BRSV belongs to the genus Pneumovirus, a single-strand RNA virus. This virus can act as a primary pathogen or predispose the calf to secondary bacterial infections such as Mannheimia haemolytica, Histophilus somni, Pasteurella multocida and Mycoplasma bovis.
Transmission can occur directly, via aerosol droplets or direct contact with an infected animal, or indirectly through contaminated surfaces. The incubation time is usually between 2 and 5 days and the infection involves the upper respiratory tract, or both the lower and upper ones.
Depending on the virulence of the virus, clinical signs can range from mild to severe. The most common are: tachypnea, serous ocular secretions, dry mouth, reduced activity, anorexia, fever up to 40°C, dyspnoea and death. Signs appear at the time of infection and continue for about 7-10 days post-infection. It can also occur in a subclinical form, in which case the animals usually experience loss of appetite, reduced activity and decreased weight gain.

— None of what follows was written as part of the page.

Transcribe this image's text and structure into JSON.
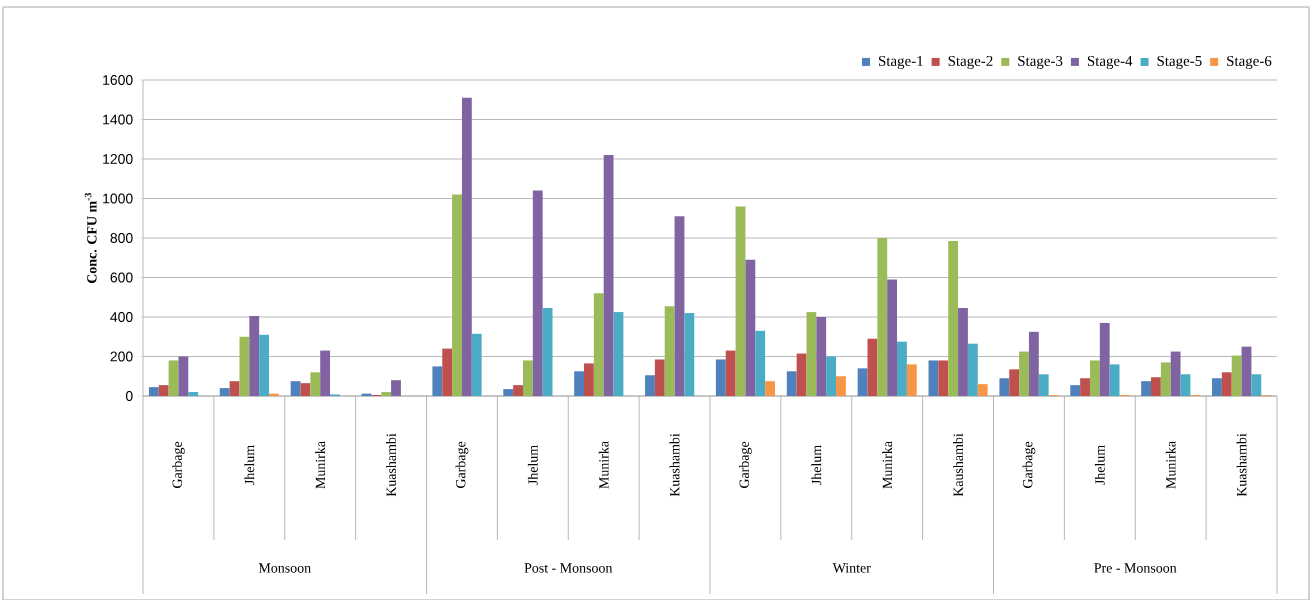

The diagnosis can be performed through different techniques such as immunofluorescence, immunohistochemistry or PCR. The last of these has a considerably higher sensitivity and specificity compared to the other ones. Samples can be taken from the areas presenting secretions or from the lungs, although BRSV may be difficult to isolate and identify in samples from tissues.

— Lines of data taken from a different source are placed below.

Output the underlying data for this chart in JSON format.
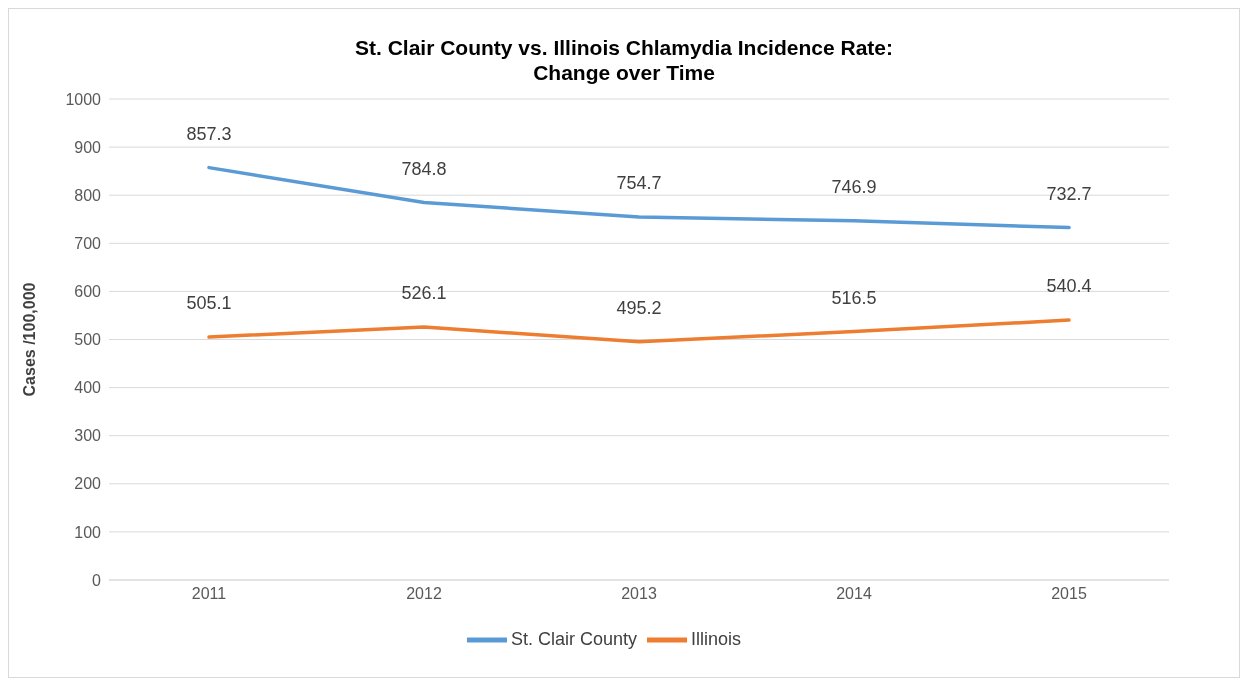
{
  "chart_data": {
    "type": "line",
    "title": "St. Clair County vs. Illinois Chlamydia Incidence Rate:\nChange over Time",
    "ylabel": "Cases /100,000",
    "categories": [
      "2011",
      "2012",
      "2013",
      "2014",
      "2015"
    ],
    "series": [
      {
        "name": "St. Clair County",
        "color": "#5b9bd5",
        "values": [
          857.3,
          784.8,
          754.7,
          746.9,
          732.7
        ]
      },
      {
        "name": "Illinois",
        "color": "#ed7d31",
        "values": [
          505.1,
          526.1,
          495.2,
          516.5,
          540.4
        ]
      }
    ],
    "ylim": [
      0,
      1000
    ],
    "yticks": [
      0,
      100,
      200,
      300,
      400,
      500,
      600,
      700,
      800,
      900,
      1000
    ],
    "grid": "y",
    "legend": "bottom",
    "marker": "none",
    "line_style": "solid",
    "data_labels": true
  }
}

Humoural immunity plays an important role in the defence of the calf against BRSV. Maternal antibodies provide some protection, but not complete protection. To prevent the disease, it is necessary to combine good management of the herd to prevent stress factors with effective vaccines against BRSV. Modified-live vaccines have shown efficacy in the prevention of this virus. However, there have been cases in which inactivated BRSV vaccines not only failed to protect against the disease, but also induced an exacerbated response to BRSV.